Maliki’s Policies: The Quest for Salvation at Iraq’s Expense
by ACRPC on 09-01-2014
BRussells Tribunal
The
decision to use violence to resolve political differences has thrust
Iraq into an open confrontation that might develop into a full-fledged
civil war.
On
December 30, 2013, Iraqi security forces stormed the al-Ramadi protest
square, forcibly dispersing protesters. The move resulted in open
clashes between the army and the security forces, on one side, and armed
members of the al-Anbar tribes, on the other. Although the media has
been banned from reporting the clashes, it is becoming absolutely clear
that the government is facing an increasingly hostile environment. The
attack prompted Sunni religious authorities, such as Sheikh Abdul-Malik
al-Saadi and Iraq’s Grand Mufti Rafi Rifai, to issue strong statements,
accusing Prime Minister Nouri al-Maliki of adopting sectarian policies.

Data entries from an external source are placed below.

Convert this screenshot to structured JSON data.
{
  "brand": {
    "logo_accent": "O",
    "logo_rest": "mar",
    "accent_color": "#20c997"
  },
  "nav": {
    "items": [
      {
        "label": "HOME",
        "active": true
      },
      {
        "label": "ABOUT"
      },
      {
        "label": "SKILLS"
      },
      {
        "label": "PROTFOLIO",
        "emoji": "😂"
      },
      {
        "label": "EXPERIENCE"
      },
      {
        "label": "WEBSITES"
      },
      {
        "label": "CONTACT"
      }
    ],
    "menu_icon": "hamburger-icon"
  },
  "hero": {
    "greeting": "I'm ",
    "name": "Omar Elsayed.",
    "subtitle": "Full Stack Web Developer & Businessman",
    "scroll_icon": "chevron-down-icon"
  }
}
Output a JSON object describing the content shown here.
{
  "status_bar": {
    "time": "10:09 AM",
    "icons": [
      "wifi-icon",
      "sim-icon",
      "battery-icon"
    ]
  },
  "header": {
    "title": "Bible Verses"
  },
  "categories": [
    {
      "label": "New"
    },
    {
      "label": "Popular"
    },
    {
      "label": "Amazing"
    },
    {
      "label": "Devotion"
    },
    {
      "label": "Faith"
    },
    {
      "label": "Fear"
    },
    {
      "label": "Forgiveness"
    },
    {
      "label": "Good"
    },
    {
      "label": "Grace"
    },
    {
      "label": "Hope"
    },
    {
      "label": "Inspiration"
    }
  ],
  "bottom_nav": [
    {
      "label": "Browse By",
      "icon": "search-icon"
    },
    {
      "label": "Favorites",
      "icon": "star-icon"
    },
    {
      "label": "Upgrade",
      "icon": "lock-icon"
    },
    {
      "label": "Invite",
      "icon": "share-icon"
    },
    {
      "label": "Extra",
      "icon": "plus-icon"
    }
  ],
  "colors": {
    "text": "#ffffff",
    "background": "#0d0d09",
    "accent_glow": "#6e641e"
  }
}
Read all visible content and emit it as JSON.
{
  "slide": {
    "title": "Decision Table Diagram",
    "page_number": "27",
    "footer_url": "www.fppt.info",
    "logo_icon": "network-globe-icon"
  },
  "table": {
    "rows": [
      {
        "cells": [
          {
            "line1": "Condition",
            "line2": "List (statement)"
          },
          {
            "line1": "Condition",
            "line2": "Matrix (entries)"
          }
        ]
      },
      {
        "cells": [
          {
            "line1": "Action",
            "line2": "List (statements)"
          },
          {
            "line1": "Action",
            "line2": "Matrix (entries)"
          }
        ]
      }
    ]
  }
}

They have also called for people to resist the attacking government
forces. Furthermore, over 40 Iraqi parliamentarians have submitted their
resignations to the Speaker of Parliament in protest, stating that the
al-Anbar clashes represent “a war that is far from terrorism, and is
certainly not a war of the army against the people, or Sunnis against
Shiites, it is the lust for power and political privileges.”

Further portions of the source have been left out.